Our Modern Data Platform Approach

For many years, the biggest debate I would have about data warehousing was whether to adopt the Kimball versus Inmon approach or a hybrid of the two. (Maybe the hybrid advocates weren’t so crazy after all). As technology improved, data warehousing found itself at a crossroad. Data storage was cheap, “Big Data” was just coming into the spotlight and we were experiencing performance degradation that was threatening our existence. We had users running reports all day long impacting users that were trying to analyze the same sets of data.  Rogue spreadsheets started to take hold because end users couldn’t get what they needed out of the system quickly enough. Even then, the challenge was obvious; we were asking a system that was set up to do one thing very well to do two things and it just couldn’t meet the
challenge.

Finally, technology caught up with the way people wanted to use our systems; blending different technology platforms that support different use cases (reporting versus data analysis). Our modern data platform (MDP) approach started with the idea that we need an analytic processing environment that supports three very different use cases:

  1. Reporting, lots of users logging on once or twice a month, usually about the same time each month (such as regulatory reporting)
  2. Ad-hoc analysis, some modest data mining.  These users answer the more advanced questions that reports don’t cover.
  3. Research; deep data mining, statistical analysis, etc.

After agreeing to those three sets of use cases we had to look at platforms. Obviously we needed the platforms to match the need and despite incredible – sometimes mind boggling advancements in technology – we found through this process that we were not able to support reporting, analysis and research in one truly consolidated platform. After a number of discussions and pilots to address our primary use cases, we found the three different technology platforms that aligned with our vision and purpose.

Reporting. For our reporting optimized tier, we selected Oracle 12c with in-memory and partitioning. Each month we have a huge hit, a couple hundred reports that are repeatedly run. Concurrent users are the core of our Oracle environment. We invested in some hardware to ensure that the 12c environment had what it needed to shine. It’s been over a year now and our reporting-optimized tier with Oracle has been one of the most successful parts of our rearchitecture.

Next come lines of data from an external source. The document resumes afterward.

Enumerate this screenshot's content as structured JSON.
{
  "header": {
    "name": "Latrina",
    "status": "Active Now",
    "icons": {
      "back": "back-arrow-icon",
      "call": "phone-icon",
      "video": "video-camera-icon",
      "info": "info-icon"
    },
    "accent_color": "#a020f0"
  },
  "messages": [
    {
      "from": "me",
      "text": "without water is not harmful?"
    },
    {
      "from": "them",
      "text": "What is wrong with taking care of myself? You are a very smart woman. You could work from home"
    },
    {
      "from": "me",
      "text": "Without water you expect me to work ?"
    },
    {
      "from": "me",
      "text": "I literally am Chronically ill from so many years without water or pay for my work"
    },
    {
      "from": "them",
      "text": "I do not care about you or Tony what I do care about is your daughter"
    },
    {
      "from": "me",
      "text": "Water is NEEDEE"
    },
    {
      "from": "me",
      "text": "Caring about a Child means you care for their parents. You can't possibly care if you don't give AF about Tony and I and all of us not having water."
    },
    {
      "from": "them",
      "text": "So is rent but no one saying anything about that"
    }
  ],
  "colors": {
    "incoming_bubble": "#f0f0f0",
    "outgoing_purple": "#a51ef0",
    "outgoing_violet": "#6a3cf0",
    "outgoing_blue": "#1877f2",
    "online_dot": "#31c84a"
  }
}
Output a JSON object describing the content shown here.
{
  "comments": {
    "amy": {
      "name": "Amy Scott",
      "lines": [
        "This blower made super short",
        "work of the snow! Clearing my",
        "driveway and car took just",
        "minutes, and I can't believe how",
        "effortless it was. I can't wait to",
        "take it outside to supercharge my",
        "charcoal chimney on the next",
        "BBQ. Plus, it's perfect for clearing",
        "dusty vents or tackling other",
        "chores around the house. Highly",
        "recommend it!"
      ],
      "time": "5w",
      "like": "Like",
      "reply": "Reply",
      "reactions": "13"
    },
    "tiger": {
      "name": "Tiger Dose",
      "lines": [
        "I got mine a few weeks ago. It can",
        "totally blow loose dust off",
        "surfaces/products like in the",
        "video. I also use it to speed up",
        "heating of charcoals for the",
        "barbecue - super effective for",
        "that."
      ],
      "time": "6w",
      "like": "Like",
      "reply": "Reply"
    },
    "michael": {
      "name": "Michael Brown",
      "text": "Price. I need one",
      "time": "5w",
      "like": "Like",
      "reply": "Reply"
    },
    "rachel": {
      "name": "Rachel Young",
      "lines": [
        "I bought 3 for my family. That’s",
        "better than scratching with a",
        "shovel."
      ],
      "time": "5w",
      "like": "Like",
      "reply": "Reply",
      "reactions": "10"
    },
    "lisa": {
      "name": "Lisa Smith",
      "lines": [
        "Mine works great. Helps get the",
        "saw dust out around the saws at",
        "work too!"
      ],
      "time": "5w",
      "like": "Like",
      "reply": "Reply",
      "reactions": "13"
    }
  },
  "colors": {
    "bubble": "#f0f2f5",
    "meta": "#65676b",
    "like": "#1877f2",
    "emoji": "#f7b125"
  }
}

Ad hoc Analytics. Our second tier, the analytics optimized tier, was designed to support larger data sets. In this tier we aren’t as concerned about concurrency, but with large data volumes. We needed the technology associated with this tier to scale, and after a pilot test we selected IBM PureData (Netezza). Our current environment holds only four terabytes (the 1999 version of me just dropped her jaw), but that is just the beginning. We plan to expand our data sources
dramatically, anticipating a two-fold increase in data volumes during the next two years. We implemented this environment in June. The analytics optimized tier will be the center of our re-architected data warehouse. Because we have three different technology platforms one of them has to serve as the “hub” of the data warehouse. The analytics optimized tier, because of its scalability, will serve as that hub and data will move to and from (in certain cases) the other
environments.

Finally, the reality of healthcare is that a veritable gold mine sits in our electronic health records (E.H.R) disguised as clinician or nurse notes. With an eye to the future of personalized medicine, we are starting programs that require lots of data; so into the Hadoop world we go. Our pilot Hadoop environment, or our “research optimized tier”, will go live in the fourth quarter this year with one very small pilot test. Assuming that’s successful, I suspect that based on the current level of interest from a number of our physician leaders, we will rapidly increase its usage. 

You will notice that we are doing a lot of “pilot” testing, small ideas with very specific business value. That’s an incredibly important aspect of our go-forward approach. We need the flexibility to abandon something if it doesn’t work, and the definition of work has to be very tangible business value. The risks are too high otherwise, because every vendor out there provides a “reporting solution” for their product, there is a lot of pressure to make the MDP approach work quickly and efficiently.